Opinion | China Unicom sides with Tencent over WeChat
China Mobile should follow Unicom's more market-oriented approach to working with mobile app developers, and the regulator should stay out of such matters

China Mobile first started voicing its unhappiness about WeChat last fall, and reportedly forced Tencent into negotiations on a potential revenue sharing agreement for the service. When those negotiations failed, China Mobile used its big clout to bring in the industry regulator to mediate the dispute. To give its grievance more credibility, the Ministry of Information and Industry Technology (MIIT) also got Unicom and China Telecom to join the negotiations over WeChat, known in Chinese as Weixin.
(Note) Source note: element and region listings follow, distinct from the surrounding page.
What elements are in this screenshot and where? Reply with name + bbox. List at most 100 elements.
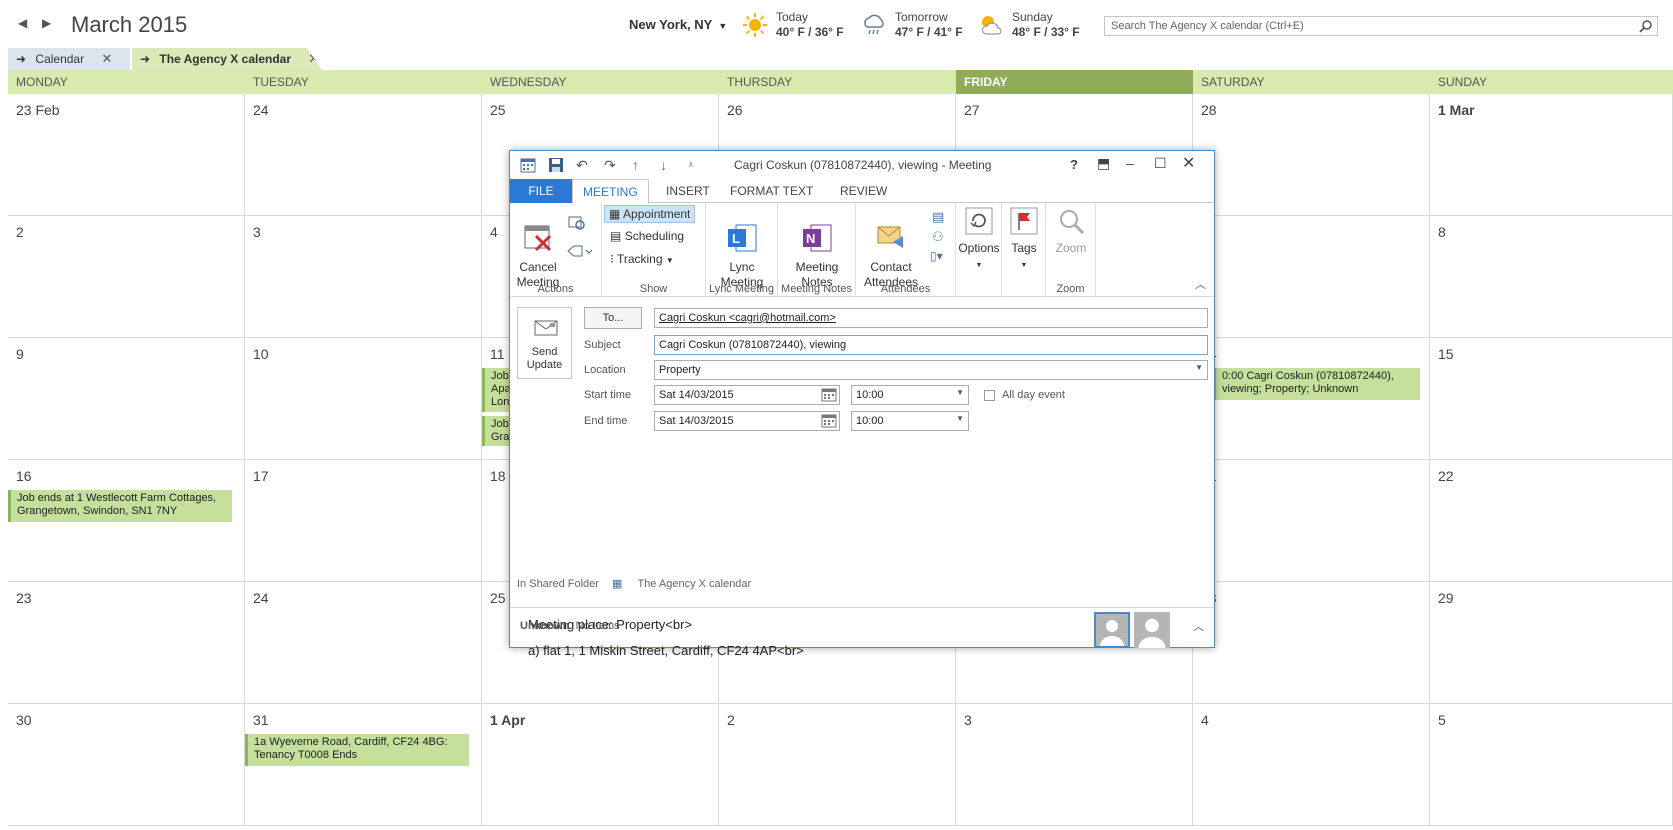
day-cell[interactable]: 8	[1430, 216, 1673, 338]
start-time-field[interactable]: 10:00 ▼	[851, 385, 969, 405]
subject-field[interactable]: Cagri Coskun (07810872440), viewing	[654, 335, 1208, 355]
cancel-meeting-button[interactable]: Cancel Meeting	[514, 207, 562, 290]
collapse-ribbon-icon[interactable]: ︿	[1195, 276, 1206, 292]
day-cell[interactable]: 24	[245, 582, 482, 704]
check-names-icon[interactable]: ⚇	[932, 229, 944, 245]
end-date-field[interactable]: Sat 14/03/2015	[654, 411, 840, 431]
day-cell[interactable]: 3	[245, 216, 482, 338]
forward-icon[interactable]	[568, 215, 586, 231]
save-icon[interactable]	[548, 157, 564, 173]
tags-label: Tags	[1011, 241, 1037, 255]
options-button[interactable]: Options ▼	[958, 207, 1000, 273]
tab-format-text[interactable]: FORMAT TEXT	[720, 179, 823, 203]
day-cell[interactable]: 24	[245, 94, 482, 216]
undo-icon[interactable]: ↶	[576, 157, 588, 174]
day-number: 3	[964, 712, 972, 728]
respond-icon[interactable]	[566, 243, 592, 259]
day-cell[interactable]: 23	[8, 582, 245, 704]
calendar-event[interactable]: 0:00 Cagri Coskun (07810872440), viewing…	[1213, 368, 1420, 400]
calendar-app-icon	[520, 158, 536, 173]
tab-meeting[interactable]: MEETING	[572, 179, 649, 204]
location-selector[interactable]: New York, NY ▼	[629, 17, 727, 32]
day-cell[interactable]: 17	[245, 460, 482, 582]
location-field[interactable]: Property ▼	[654, 360, 1208, 380]
day-cell[interactable]: 21	[1193, 460, 1430, 582]
to-button[interactable]: To...	[584, 307, 642, 329]
calendar-picker-icon[interactable]	[821, 388, 837, 402]
day-cell[interactable]: 2	[719, 704, 956, 826]
day-header: SUNDAY	[1430, 70, 1673, 94]
customize-toolbar-icon[interactable]: ⩡	[688, 160, 694, 171]
day-cell[interactable]: 28	[1193, 582, 1430, 704]
next-month-icon[interactable]: ▶	[42, 16, 51, 30]
day-number: 15	[1438, 346, 1454, 362]
day-cell[interactable]: 30	[8, 704, 245, 826]
start-date-field[interactable]: Sat 14/03/2015	[654, 385, 840, 405]
day-cell[interactable]: 10	[245, 338, 482, 460]
weather-temperature: 48° F / 33° F	[1012, 25, 1080, 39]
tab-insert[interactable]: INSERT	[656, 179, 720, 203]
search-icon[interactable]	[1639, 19, 1653, 33]
tab-agency-calendar[interactable]: ➜ The Agency X calendar ✕	[132, 48, 322, 70]
day-cell[interactable]: 9	[8, 338, 245, 460]
maximize-icon[interactable]: ☐	[1154, 155, 1167, 172]
chevron-down-icon[interactable]: ▼	[1195, 363, 1203, 372]
arrow-down-icon[interactable]: ↓	[660, 157, 667, 173]
ribbon-group-label: Lync Meeting	[708, 283, 775, 295]
day-cell[interactable]: 4	[1193, 704, 1430, 826]
address-book-icon[interactable]: ▤	[932, 209, 944, 225]
weather-temperature: 47° F / 41° F	[895, 25, 963, 39]
options-label: Options	[958, 241, 1000, 255]
day-cell[interactable]: 1 Mar	[1430, 94, 1673, 216]
help-button[interactable]: ?	[1070, 157, 1078, 172]
tab-file[interactable]: FILE	[510, 179, 572, 203]
day-cell[interactable]: 15	[1430, 338, 1673, 460]
response-options-icon[interactable]: ▯▾	[930, 249, 943, 263]
day-cell[interactable]: 5	[1430, 704, 1673, 826]
calendar-picker-icon[interactable]	[821, 414, 837, 428]
day-cell[interactable]: 7	[1193, 216, 1430, 338]
day-cell[interactable]: 1 Apr	[482, 704, 719, 826]
send-update-button[interactable]: Send Update	[517, 307, 572, 379]
contact-attendees-button[interactable]: Contact Attendees	[858, 207, 924, 290]
ribbon-display-icon[interactable]: ⬒	[1097, 155, 1110, 172]
search-input[interactable]: Search The Agency X calendar (Ctrl+E)	[1104, 16, 1658, 36]
appointment-button[interactable]: ▦ Appointment	[604, 205, 696, 223]
all-day-checkbox[interactable]	[984, 390, 995, 401]
chevron-down-icon[interactable]: ▼	[956, 388, 964, 397]
tab-review[interactable]: REVIEW	[830, 179, 897, 203]
day-cell[interactable]: 2	[8, 216, 245, 338]
calendar-event[interactable]: Job ends at 1 Westlecott Farm Cottages, …	[8, 490, 232, 522]
day-header: THURSDAY	[719, 70, 956, 94]
tab-label: Calendar	[35, 52, 85, 66]
avatar[interactable]	[1134, 612, 1170, 648]
to-field[interactable]: Cagri Coskun <cagri@hotmail.com>	[654, 308, 1208, 328]
end-time-field[interactable]: 10:00 ▼	[851, 411, 969, 431]
meeting-notes-button[interactable]: N Meeting Notes	[784, 207, 850, 290]
people-status: Unknown	[520, 620, 570, 632]
close-icon[interactable]: ✕	[1182, 153, 1195, 173]
day-cell[interactable]: 3	[956, 704, 1193, 826]
scheduling-button[interactable]: ▤ Scheduling	[606, 228, 688, 244]
chevron-down-icon[interactable]: ▼	[956, 414, 964, 423]
tags-button[interactable]: Tags ▼	[1004, 207, 1044, 273]
minimize-icon[interactable]: –	[1126, 155, 1134, 171]
close-icon[interactable]: ✕	[308, 51, 319, 66]
expand-people-pane-icon[interactable]: ︿	[1193, 618, 1204, 634]
redo-icon[interactable]: ↷	[604, 157, 616, 174]
day-cell[interactable]: 22	[1430, 460, 1673, 582]
avatar[interactable]	[1094, 612, 1130, 648]
zoom-button[interactable]: Zoom	[1050, 207, 1092, 256]
day-cell[interactable]: 28	[1193, 94, 1430, 216]
ribbon-group-lync: L Lync Meeting Lync Meeting	[706, 203, 778, 297]
day-cell[interactable]: 23 Feb	[8, 94, 245, 216]
close-icon[interactable]: ✕	[101, 51, 112, 66]
arrow-up-icon[interactable]: ↑	[632, 157, 639, 173]
lync-meeting-button[interactable]: L Lync Meeting	[710, 207, 774, 290]
day-number: 2	[16, 224, 24, 240]
previous-month-icon[interactable]: ◀	[18, 16, 27, 30]
tab-calendar[interactable]: ➜ Calendar ✕	[8, 48, 130, 70]
day-cell[interactable]: 29	[1430, 582, 1673, 704]
tracking-button[interactable]: ⁝ Tracking ▼	[606, 251, 678, 267]
calendar-event[interactable]: 1a Wyeverne Road, Cardiff, CF24 4BG: Ten…	[245, 734, 469, 766]
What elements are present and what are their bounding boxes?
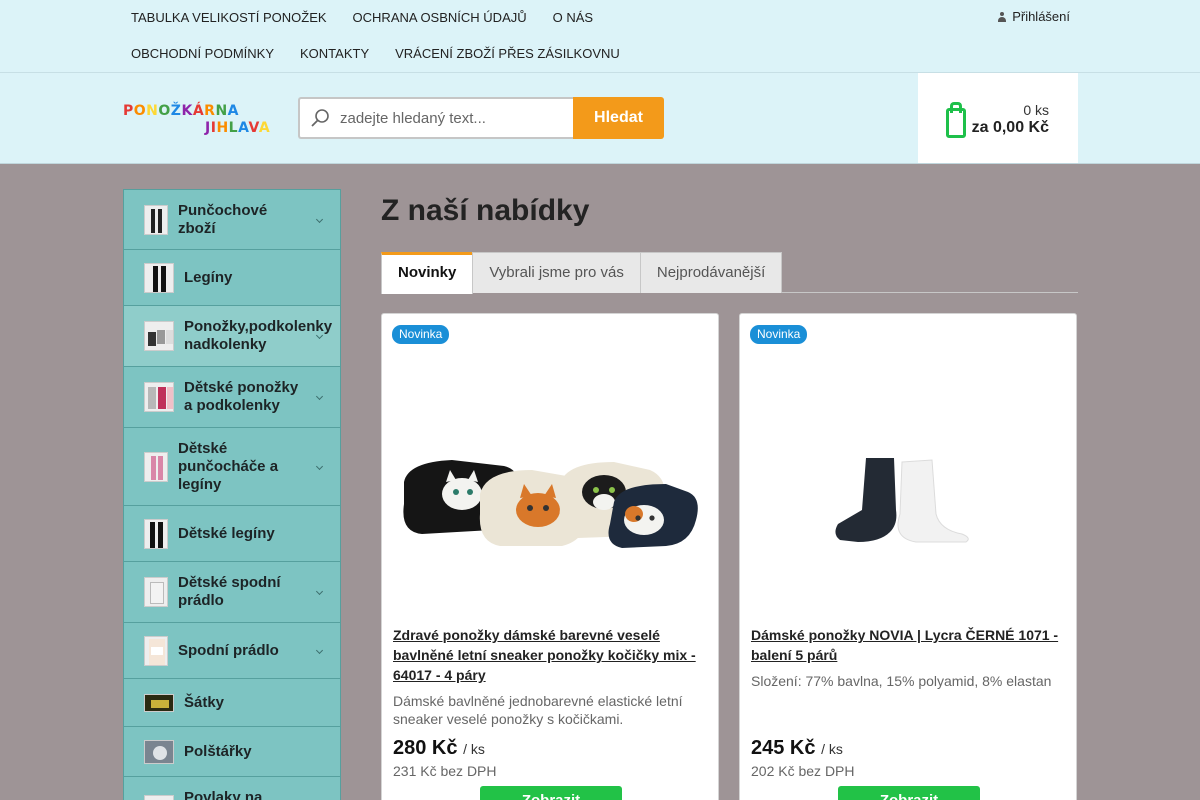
product-price: 245 Kč / ks xyxy=(751,737,843,760)
tab-recommended[interactable]: Vybrali jsme pro vás xyxy=(472,252,641,293)
sidebar-item-label: Šátky xyxy=(184,693,225,711)
product-detail-button[interactable]: Zobrazit xyxy=(480,786,622,800)
user-icon xyxy=(998,12,1007,22)
category-thumbnail xyxy=(144,382,174,412)
search-box xyxy=(298,97,573,139)
product-price: 280 Kč / ks xyxy=(393,737,485,760)
nav-contacts[interactable]: KONTAKTY xyxy=(287,36,382,72)
top-nav-row-2: OBCHODNÍ PODMÍNKY KONTAKTY VRÁCENÍ ZBOŽÍ… xyxy=(118,36,633,72)
product-name[interactable]: Dámské ponožky NOVIA | Lycra ČERNÉ 1071 … xyxy=(751,625,1067,665)
sidebar-item-label: Spodní prádlo xyxy=(178,641,279,659)
sidebar-item-label: Dětské punčocháče a legíny xyxy=(178,439,279,493)
sidebar-item-hosiery[interactable]: Punčochové zboží xyxy=(124,190,340,250)
sidebar-item-label: Legíny xyxy=(184,268,233,286)
tab-new[interactable]: Novinky xyxy=(381,252,474,294)
price-value: 280 Kč xyxy=(393,737,458,759)
category-thumbnail xyxy=(144,739,174,764)
sidebar-item-kids-leggings[interactable]: Dětské legíny xyxy=(124,506,340,562)
sidebar-item-kids-tights[interactable]: Dětské punčocháče a legíny xyxy=(124,428,340,506)
sidebar-item-covers[interactable]: Povlaky na xyxy=(124,777,340,800)
product-description: Dámské bavlněné jednobarevné elastické l… xyxy=(393,693,683,727)
nav-privacy[interactable]: OCHRANA OSBNÍCH ÚDAJŮ xyxy=(340,0,540,36)
nav-terms[interactable]: OBCHODNÍ PODMÍNKY xyxy=(118,36,287,72)
chevron-down-icon xyxy=(315,646,324,654)
cart-total: za 0,00 Kč xyxy=(971,119,1049,136)
new-badge: Novinka xyxy=(392,325,450,344)
category-thumbnail xyxy=(144,577,168,607)
product-image[interactable] xyxy=(740,374,1077,614)
product-tabs: Novinky Vybrali jsme pro vás Nejprodávan… xyxy=(381,252,1078,294)
site-header: PONOŽKÁRNA JIHLAVA Hledat 0 ks za 0,00 K… xyxy=(0,73,1200,164)
search-input[interactable] xyxy=(340,109,560,127)
sidebar-item-scarves[interactable]: Šátky xyxy=(124,679,340,727)
sidebar-item-label: Dětské ponožky a podkolenky xyxy=(184,379,299,414)
product-card[interactable]: Novinka Dámské ponožky NOVIA | Lycra ČER… xyxy=(739,313,1077,800)
category-thumbnail xyxy=(144,635,168,666)
product-detail-button[interactable]: Zobrazit xyxy=(838,786,980,800)
product-card[interactable]: Novinka Zdravé ponožky dámské barevné ve… xyxy=(381,313,719,800)
category-thumbnail xyxy=(144,204,168,235)
search-icon xyxy=(311,109,329,127)
cart-count: 0 ks xyxy=(1023,102,1049,118)
sidebar-item-kids-socks[interactable]: Dětské ponožky a podkolenky xyxy=(124,367,340,428)
price-unit: / ks xyxy=(821,741,843,757)
chevron-down-icon xyxy=(315,215,324,223)
category-thumbnail xyxy=(144,693,174,712)
nav-about[interactable]: O NÁS xyxy=(540,0,606,36)
login-link[interactable]: Přihlášení xyxy=(998,0,1070,34)
category-thumbnail xyxy=(144,795,174,800)
product-description: Složení: 77% bavlna, 15% polyamid, 8% el… xyxy=(751,673,1052,689)
chevron-down-icon xyxy=(315,587,324,596)
product-price-net: 202 Kč bez DPH xyxy=(751,763,855,779)
product-name[interactable]: Zdravé ponožky dámské barevné veselé bav… xyxy=(393,625,709,685)
site-logo[interactable]: PONOŽKÁRNA JIHLAVA xyxy=(123,101,283,137)
sidebar-item-underwear[interactable]: Spodní prádlo xyxy=(124,623,340,679)
chevron-down-icon xyxy=(315,392,324,401)
category-sidebar: Punčochové zboží Legíny Ponožky,podkolen… xyxy=(123,189,341,800)
sidebar-item-label: Punčochové zboží xyxy=(178,201,268,237)
svg-text:JIHLAVA: JIHLAVA xyxy=(204,120,270,136)
shopping-bag-icon xyxy=(946,102,966,138)
top-nav-row-1: TABULKA VELIKOSTÍ PONOŽEK OCHRANA OSBNÍC… xyxy=(118,0,606,36)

Unicom's stance is based on its belief that most popular mobile apps in the future will come from private developers like Tencent, as carriers stay focused on their core mission of providing good mobile service. In that kind of environment, Unicom believes it's in everyone's best interest to find ways to work constructively together to find ways that can benefit everyone.
Unicom's more constructive approach in this matter is more similar to what I would expect to see in the west, where companies would never work together to solve this kind of "dispute". In fact, the kind of "mediation" now happening in China would probably be called "collusion" if it happened in the west, and would lead to an anti-monopoly or price-fixing investigation by the industry regulator. But of course in China, the situation is quite different, since many of the biggest companies are state-owned and top officials move freely back and forth between those firms and the government agencies that regulate them.